On Wednesday, all three phenomena align. To us here on Earth, if we’re in the best viewing spots on the planet and the weather’s good, the moon will appear less silvery gray and more orangey red.

So, there’s nothing scary about the super blue blood moon. There’s nothing scientific about the name, either, as Matt Simon in Wired thoroughly explains here. But the wording is catchy and click-y and, in recent years, widely used on the internet. NASA has leaned into it with press releases and dramatic videos bearing the foreboding name. (Our less dramatic neighbors to the north, at the Canadian Space Agency, have opted not to use the term in promotional materials.) The name has the potential for widespread appeal, and provides a way in for the average person to become interested in learning about some celestial alignments in our cosmic home.

That’s what Richard Nolle had in mind, when he coined the term “supermoon” in 1979.

“‘Perigee syzygy’ is something that the average sixth-grader can’t handle, and that’s the average reading capability of the American adult,” Nolle said, referring to the term for a full moon during the moon’s closest approach to the planet. “So I figured we needed something a little more euphonic.”

Nolle is an astrologer based in Tempe, Arizona, who has been writing about supermoons for years and says the moon, when it is at its nearest to Earth, can contribute and influence geophysical activity, like earthquakes and volcanoes, and affect human behavior.

The idea that moon phases correlate with seismic activity has been frequently debunked by scientific research, and astrology is not a science field (though, as my colleague Julie Beck wrote recently, it’s enjoying a bit of a renaissance among Millennials.)

Nolle is credited with coming up with the term “supermoon,” even by his field’s skeptics. He first used it in an article in Dell Horoscope, an astrology magazine whose website includes horoscopes and stock-market outlooks. He said he first became interested in learning about the moon’s terrestrial implications when he taught sailing for the U.S. Navy in the 1980s.

“When you’re sailing in and out of the Sebastian Inlet or anywhere on the Atlantic coast, you become extremely aware of the tides,” Nolle said. “Because depending on the keel of your boat, you may or may not be able to get through.

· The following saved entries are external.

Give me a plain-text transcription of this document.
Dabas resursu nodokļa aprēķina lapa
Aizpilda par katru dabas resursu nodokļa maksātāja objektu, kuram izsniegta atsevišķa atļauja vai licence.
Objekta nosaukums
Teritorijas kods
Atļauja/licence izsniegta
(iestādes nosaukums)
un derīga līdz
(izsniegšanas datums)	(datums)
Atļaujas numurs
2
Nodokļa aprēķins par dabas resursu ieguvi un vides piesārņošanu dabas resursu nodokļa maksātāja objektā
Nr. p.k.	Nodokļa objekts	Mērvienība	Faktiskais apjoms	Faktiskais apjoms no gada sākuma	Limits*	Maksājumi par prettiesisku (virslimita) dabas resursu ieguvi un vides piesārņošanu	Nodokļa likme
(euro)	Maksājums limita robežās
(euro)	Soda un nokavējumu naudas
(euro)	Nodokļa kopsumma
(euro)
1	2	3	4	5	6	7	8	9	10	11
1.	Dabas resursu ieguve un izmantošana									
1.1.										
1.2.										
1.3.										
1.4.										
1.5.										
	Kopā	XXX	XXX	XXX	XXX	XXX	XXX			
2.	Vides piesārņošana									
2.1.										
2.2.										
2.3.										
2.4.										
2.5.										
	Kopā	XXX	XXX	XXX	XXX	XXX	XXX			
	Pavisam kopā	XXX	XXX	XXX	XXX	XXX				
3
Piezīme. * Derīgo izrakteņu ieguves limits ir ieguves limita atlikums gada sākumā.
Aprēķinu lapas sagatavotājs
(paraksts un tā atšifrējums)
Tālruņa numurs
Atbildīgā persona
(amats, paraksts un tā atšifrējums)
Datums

Anytime you’ve got a high tide, and particularly a supermoon-amplified high tide, it’s really easy to get in and out of the channel.”

Nolle has written astrological predictions based on celestial alignments each year for decades. He said he first started noticing the term “supermoon” in popular and mainstream news reports in 2009. “I noticed that some meteorologists began using it,” he said. “Science writers began using it in their articles. Naturally, I was delighted.”

Nolle points to the 17th-century German researcher Johannes Kepler as comparable to his situation. Kepler published several papers on, among other topics, astrology, and he studied meteorological data, collected over many years, to support his theories. Nolle said astronomers ended up adopting some of Kepler’s terminology. Today, a NASA space observatory to find Earth-sized planets around other stars is named for him. Kepler, of course, was working during a time in scientific study where the distinction between astronomy and astrology was often blurred.

The lunar trifecta, or the super blue blood moon—cue The Twilight Zone theme song—will be visible in North and Central America around sunrise on Wednesday. In Asia, the Middle East, and Australia, the event will occur after sunset on January 31. Western Europe and most of Africa and South America won’t see it. NASA will livestream the event starting at 5:30 a.m. EST on January 31 here.

Here’s when to look up Monday morning, around the world:

NASA

And if you’re in the United States:

NASA

Nolle said he will observe the event a few miles from his home in Tempe, near a view of the Superstition Mountains. “It’s going to be quite some sight to see,” he said.